Steel Products Prices North America

CRU: Iron Ore Reaches a Record-High of $220/dmt

Written by Erik Hedborg

By CRU Principal Analyst Erik Hedborg, from CRU’s Steelmaking Raw Materials Monitor

Iron ore prices have jumped by over $30 /dmt in the past week as Chinese markets reopened with exceptionally bullish sentiment among futures traders. Both iron ore and steel prices witnessed unprecedented price increases in the past week and on May 11, CRU assessed the 62% Fe fines price at $220.0 /dmt, a $32.0 /dmt increase w/w.

Following a five-day Labor Day holiday, the Chinese steel market reopened on May 6, and Chinese steel prices have since skyrocketed. Domestic HRC and rebar prices have gone up by RMB830 /t and RMB850 /t, respectively, compared with the last assessment prior to the holiday. Such sharp price increases were not supported by supply-demand fundamentals but more associated with speculative trading. In fact, deduced underlying steel demand slightly dropped over the holiday period for both steel flat and long products. Our trader contacts told us that the massive and rapid price increases were on the back of the expectation that steel demand would remain elevated while steel production cuts would be expanded from Tangshan and the rest of Hebei province to other regions, tightening the market balance. Nonetheless, we have yet heard any formal announcement of such production cuts in previously rumored Shandong and Jiangsu province. We believe massive money supply in the market is flooding into the commodity sector, which is also playing a role in supporting these price gains.

High steel prices and margins have consequently lifted steelmaking raw materials prices through demand improvement by means of higher actual consumption and inventory build-up. The surveyed BF capacity utilization further edged up over the Labor Day holiday and is now very close to peak levels in mid-February. This provided a good reason for Chinese steelmakers to keep buying raw materials to maintain intensive operation and building inventories to reduce the risk of downtime caused by shortages of raw materials supply. Particularly, steelmakers continued to prefer medium-to-high grade iron ore wherever accessible in order to lift BF productivity and maximize steel production, and this resembles the market condition in 2017-2018 when steel production cuts were in place.

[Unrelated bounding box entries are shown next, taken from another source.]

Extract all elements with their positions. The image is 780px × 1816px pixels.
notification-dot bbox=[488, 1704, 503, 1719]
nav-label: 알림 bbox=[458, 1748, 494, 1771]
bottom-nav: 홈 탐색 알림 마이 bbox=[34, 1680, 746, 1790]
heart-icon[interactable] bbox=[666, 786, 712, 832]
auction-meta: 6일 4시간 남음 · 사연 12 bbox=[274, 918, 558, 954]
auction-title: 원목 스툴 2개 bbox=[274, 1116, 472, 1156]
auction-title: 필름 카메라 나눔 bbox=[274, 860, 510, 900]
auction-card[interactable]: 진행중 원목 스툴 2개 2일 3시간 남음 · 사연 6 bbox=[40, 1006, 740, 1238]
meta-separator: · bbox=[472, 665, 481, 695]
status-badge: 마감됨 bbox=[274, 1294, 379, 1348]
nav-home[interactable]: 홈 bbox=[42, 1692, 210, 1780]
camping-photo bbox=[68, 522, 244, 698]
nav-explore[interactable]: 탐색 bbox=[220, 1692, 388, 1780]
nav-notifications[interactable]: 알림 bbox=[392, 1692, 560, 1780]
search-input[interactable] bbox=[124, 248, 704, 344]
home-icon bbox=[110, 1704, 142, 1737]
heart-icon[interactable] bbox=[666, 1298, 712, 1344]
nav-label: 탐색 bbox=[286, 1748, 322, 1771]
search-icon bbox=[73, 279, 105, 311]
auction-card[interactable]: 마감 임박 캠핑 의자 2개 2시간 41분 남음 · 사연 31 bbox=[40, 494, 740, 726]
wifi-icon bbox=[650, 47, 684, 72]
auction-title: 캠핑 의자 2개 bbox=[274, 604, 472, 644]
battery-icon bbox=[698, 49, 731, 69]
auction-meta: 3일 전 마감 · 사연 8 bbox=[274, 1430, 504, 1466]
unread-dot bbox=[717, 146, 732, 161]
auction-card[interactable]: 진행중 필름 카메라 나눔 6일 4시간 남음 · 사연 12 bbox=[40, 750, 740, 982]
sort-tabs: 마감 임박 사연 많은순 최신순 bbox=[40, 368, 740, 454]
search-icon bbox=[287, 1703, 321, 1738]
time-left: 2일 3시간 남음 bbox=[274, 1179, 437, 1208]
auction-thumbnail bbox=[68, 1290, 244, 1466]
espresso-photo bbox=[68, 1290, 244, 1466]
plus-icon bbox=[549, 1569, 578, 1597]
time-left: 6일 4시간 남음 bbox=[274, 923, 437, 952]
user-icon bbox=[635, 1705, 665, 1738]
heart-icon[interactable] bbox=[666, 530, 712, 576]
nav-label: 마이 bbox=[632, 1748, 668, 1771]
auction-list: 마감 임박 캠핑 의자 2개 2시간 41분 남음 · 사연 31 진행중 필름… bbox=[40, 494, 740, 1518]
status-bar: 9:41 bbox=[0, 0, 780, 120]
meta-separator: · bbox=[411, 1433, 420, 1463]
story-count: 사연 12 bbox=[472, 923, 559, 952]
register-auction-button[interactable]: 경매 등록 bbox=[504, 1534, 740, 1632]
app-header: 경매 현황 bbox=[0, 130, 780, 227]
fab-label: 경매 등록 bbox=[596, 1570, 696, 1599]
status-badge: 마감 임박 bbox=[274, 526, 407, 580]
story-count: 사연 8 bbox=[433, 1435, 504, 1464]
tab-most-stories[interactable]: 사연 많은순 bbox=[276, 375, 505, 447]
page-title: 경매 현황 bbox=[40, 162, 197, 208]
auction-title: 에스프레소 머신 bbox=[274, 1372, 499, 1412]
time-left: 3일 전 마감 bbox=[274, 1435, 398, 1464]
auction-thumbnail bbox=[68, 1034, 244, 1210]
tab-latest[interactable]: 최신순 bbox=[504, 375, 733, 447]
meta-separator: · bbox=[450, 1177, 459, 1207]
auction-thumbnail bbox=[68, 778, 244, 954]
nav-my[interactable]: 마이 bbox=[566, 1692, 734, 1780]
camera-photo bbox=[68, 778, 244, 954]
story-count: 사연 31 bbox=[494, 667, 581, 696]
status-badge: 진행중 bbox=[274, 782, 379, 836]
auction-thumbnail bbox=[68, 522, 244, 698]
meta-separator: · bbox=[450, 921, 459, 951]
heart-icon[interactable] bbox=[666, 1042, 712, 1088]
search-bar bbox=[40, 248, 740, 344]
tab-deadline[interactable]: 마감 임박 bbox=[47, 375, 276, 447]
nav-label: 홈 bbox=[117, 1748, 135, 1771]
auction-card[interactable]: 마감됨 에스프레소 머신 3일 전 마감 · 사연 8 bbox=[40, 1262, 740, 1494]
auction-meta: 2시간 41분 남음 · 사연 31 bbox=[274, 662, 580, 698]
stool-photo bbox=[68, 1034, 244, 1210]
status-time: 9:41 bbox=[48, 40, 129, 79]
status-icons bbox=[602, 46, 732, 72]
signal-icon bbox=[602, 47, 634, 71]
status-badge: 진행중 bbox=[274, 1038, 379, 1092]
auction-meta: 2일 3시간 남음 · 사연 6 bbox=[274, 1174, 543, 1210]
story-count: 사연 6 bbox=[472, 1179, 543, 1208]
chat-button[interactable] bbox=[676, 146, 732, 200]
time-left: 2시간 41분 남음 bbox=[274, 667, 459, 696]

On the supply side, we have seen one of the strongest weeks of the year with all Australian producers continuing to ship at a high rate. Brazilian trade data for April showed a m/m decline, but exports were up nearly 2 Mt y/y, bringing the total y/y increase for the first four months of the year to 13 Mt (+14%). This is mostly due to favorable weather conditions in southern Brazil and successful restarts of Vale’s and Samarco’s operations. Samarco is now close to its 8 Mt/y nominal capacity and has exported 1.6 Mt of material in the first four months this year plus some additional shipments to the domestic market.

In the coming week, we expect a price correction as the fundamentals do not support the recent price rally. Seaborne supply is picking up and is exceeding last year’s levels. Inventories in China have been steady at levels considerably higher than last year and the strong seaborne supply will result in high arrivals to Chinese ports in the coming weeks.